Le collectif belge Transitscape explore aussi la notion de proximité lorsqu’il donne la performance “Insert coin”. Trois jeunes femmes donnent chacune leur performance derrière trois “vitrines”. Trois membres du public, situés de l’autre côté des trois séparations vitrées, ont la possibilité de communiquer avec elles. Et comme unique moyen de communication, hormis le jeu des regards qui s’installe immédiatement : un boîtier permettant aux spectateurs d’“orienter” les performeuses, dont le jeu oscille entre danse et théâtre, vers l’avant, vers le centre ou vers l’arrière. La situation comme le titre de la performance évoquent l’univers des Peep-Shows que Wim Wenders a immortalisé dans Paris Texas. Mais ici, les voyeurs sont aussi observés et sont par conséquent dans des postures des plus inconfortables. Au jeu des performeuses, qui rapidement échappent à tout “contrôle”, s’ajoute celui des regards qui se croisent et des relations qui s’établissent. N’est-ce pas Nicolas Bourriaud qui écrivait dans “Esthétique Relationnelle” en 1998 que « la pratique artistique se concentre désormais sur la sphère des relations interhumaines » ?

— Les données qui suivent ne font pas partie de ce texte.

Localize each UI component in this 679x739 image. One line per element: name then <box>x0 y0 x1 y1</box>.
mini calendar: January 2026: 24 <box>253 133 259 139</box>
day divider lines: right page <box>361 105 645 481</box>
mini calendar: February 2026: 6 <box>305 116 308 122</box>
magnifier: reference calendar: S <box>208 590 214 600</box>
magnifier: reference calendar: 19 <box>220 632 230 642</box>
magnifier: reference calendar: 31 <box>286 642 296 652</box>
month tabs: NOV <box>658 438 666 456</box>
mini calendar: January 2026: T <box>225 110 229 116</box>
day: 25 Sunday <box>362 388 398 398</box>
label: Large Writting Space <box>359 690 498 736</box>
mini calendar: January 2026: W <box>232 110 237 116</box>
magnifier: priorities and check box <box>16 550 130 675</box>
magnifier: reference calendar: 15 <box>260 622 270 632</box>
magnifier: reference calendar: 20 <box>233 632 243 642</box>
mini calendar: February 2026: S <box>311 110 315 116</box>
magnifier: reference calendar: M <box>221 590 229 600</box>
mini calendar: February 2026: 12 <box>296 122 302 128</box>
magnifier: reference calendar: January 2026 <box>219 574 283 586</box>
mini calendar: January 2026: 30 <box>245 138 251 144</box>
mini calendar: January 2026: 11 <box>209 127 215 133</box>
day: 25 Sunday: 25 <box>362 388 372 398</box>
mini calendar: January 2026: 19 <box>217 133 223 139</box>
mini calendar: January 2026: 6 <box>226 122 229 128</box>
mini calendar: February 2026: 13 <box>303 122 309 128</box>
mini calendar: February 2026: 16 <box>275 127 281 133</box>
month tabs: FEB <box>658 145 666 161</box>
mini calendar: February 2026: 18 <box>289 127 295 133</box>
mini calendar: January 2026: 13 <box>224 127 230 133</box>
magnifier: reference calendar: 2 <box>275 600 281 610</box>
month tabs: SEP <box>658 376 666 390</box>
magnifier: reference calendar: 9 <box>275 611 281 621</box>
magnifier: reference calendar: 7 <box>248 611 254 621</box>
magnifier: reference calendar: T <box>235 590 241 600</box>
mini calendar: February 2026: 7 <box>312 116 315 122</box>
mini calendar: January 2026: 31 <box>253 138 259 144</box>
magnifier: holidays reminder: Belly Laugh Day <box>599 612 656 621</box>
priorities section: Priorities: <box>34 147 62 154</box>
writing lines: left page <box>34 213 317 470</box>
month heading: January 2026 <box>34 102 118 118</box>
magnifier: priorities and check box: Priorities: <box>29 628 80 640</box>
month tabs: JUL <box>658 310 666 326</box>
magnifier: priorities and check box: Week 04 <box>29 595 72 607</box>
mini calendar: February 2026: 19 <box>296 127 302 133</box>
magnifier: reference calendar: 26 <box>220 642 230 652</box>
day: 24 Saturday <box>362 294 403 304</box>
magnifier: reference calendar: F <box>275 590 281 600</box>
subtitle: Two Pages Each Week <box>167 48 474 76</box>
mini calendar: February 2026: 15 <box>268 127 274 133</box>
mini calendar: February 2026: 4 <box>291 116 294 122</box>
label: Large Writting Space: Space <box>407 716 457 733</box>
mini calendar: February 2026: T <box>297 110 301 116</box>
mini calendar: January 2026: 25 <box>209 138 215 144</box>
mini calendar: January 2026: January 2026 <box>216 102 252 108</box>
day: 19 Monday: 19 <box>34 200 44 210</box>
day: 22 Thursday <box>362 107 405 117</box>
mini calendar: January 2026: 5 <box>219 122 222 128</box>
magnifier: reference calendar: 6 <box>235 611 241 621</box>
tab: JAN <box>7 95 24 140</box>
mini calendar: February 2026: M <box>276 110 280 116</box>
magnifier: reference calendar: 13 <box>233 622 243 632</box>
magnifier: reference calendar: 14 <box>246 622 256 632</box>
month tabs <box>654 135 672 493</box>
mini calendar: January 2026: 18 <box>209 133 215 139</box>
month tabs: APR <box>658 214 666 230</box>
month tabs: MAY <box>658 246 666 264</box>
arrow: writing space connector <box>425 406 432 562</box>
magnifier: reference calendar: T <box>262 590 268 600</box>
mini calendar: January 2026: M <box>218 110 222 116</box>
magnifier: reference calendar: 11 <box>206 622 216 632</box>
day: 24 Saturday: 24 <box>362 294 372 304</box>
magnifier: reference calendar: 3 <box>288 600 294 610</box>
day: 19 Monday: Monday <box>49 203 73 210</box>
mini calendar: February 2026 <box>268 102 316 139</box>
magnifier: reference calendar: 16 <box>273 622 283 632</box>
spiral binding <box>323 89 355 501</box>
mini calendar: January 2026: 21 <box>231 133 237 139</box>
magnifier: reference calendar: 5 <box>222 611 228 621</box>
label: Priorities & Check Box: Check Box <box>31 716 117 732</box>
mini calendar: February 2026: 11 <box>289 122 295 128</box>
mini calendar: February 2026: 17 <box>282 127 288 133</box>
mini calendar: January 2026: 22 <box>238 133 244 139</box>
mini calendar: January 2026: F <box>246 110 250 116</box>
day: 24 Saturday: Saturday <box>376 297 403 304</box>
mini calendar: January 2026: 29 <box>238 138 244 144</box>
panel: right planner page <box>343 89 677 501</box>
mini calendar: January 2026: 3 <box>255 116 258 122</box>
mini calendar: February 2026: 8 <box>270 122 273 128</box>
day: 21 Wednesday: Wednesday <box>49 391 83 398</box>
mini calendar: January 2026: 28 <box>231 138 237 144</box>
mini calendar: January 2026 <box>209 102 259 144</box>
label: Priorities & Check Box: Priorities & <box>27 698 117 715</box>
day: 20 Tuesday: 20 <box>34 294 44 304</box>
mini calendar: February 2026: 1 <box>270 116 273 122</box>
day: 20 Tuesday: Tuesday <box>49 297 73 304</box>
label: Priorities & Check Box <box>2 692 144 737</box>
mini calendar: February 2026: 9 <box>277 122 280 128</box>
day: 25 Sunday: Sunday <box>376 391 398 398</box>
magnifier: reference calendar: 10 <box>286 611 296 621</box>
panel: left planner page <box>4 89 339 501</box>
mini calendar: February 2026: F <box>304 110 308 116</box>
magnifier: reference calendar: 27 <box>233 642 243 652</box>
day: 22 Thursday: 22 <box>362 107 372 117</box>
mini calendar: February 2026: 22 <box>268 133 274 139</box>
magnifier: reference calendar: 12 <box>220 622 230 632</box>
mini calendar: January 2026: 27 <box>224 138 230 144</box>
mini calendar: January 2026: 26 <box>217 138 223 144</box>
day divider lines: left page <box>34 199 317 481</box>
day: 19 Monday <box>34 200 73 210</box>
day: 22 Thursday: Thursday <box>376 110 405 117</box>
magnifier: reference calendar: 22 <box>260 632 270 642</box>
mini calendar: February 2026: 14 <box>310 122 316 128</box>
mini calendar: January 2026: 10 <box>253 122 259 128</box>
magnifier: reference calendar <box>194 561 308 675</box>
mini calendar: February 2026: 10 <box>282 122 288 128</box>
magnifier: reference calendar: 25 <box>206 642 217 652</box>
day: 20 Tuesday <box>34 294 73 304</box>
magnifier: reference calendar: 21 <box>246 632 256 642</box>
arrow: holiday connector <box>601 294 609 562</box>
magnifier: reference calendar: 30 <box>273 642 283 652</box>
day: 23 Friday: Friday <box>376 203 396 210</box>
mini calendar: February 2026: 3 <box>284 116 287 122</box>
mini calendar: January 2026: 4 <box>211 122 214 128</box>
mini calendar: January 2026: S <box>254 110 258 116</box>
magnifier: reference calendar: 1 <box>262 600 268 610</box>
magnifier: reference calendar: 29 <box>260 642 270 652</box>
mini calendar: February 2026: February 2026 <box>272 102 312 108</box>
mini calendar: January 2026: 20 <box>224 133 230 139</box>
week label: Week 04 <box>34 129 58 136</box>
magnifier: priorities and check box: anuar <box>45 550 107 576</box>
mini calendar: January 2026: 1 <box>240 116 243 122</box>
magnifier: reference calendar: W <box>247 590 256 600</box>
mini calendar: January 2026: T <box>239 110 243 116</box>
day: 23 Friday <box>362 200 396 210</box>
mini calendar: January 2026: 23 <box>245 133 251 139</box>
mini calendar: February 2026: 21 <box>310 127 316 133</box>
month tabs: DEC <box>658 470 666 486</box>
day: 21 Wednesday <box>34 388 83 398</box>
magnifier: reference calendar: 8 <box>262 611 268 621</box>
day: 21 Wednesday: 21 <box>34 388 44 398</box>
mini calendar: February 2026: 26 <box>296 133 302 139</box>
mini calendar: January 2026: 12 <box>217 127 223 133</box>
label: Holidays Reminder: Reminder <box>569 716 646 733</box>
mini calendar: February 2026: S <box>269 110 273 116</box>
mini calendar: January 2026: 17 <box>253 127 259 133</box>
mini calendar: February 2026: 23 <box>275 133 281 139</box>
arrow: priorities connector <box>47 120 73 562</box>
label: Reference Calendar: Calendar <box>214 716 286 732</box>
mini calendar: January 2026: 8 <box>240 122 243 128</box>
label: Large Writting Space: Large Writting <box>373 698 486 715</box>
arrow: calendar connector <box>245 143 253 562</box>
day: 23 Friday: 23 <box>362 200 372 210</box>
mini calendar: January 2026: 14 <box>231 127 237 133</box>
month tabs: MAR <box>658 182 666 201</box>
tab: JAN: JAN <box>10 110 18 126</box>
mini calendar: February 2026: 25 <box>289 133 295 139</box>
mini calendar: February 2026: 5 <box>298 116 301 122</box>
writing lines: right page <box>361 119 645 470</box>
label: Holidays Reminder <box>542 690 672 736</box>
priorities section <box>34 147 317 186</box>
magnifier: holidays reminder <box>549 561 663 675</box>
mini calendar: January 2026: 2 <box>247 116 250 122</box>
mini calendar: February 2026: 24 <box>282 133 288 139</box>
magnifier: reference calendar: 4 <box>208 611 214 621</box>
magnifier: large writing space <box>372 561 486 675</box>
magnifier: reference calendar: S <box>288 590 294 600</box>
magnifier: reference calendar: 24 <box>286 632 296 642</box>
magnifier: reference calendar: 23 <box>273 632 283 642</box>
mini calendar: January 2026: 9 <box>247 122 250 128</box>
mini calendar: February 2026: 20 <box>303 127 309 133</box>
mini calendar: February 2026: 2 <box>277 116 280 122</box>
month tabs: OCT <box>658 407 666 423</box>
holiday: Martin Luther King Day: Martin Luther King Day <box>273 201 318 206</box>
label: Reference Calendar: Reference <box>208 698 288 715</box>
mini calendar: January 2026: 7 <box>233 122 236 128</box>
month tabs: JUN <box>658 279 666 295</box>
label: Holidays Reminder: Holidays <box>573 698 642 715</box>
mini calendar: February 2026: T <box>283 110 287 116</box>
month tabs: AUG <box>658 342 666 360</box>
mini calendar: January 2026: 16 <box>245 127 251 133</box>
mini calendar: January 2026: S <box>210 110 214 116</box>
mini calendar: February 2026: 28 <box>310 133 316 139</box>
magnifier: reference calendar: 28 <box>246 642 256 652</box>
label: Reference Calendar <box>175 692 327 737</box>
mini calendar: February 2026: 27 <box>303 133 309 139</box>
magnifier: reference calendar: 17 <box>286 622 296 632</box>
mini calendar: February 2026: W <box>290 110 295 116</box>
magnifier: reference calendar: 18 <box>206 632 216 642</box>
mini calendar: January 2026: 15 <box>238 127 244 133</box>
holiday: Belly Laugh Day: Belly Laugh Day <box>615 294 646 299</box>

Jeux vidéo Il est des sons, durant la performance “Insert coin”, que l’on ne peut identifier. Et si on demande à un médiateur d’où ils proviennent, il répond très naturellement que c’est Mendel. Mais qui est donc ce Mendel ? Un dispositif audio vidéo interactif d’une relative complexité bien que très apprécié par le jeune public, disent certains. Quant à Pierre Jodlowski et Christophe Ruetsch, les concepteurs de Mendel, ils expliquent que ce dernier dispose d’un “œil” lui permettant de voir et de stocker des images. Qu’il écoute le public grâce à son “oreille”. Qu’il se “nourrit” de ronds, de carrés et de triangles. Qu’il aime les caresses, rêve parfois et n’apprécie guère d’être agressé. Mais les deux membres du Studio éOle disent aussi que Mendel « nous interroge finalement sur notre capacité à rencontrer l’inconnu ». Mendel, la machine, peut s’explorer seul ou à plusieurs, mais n’est-ce pas une part de nous-même que nous explorons lorsque nous nous projetons dans les images et les sons qui la représentent ?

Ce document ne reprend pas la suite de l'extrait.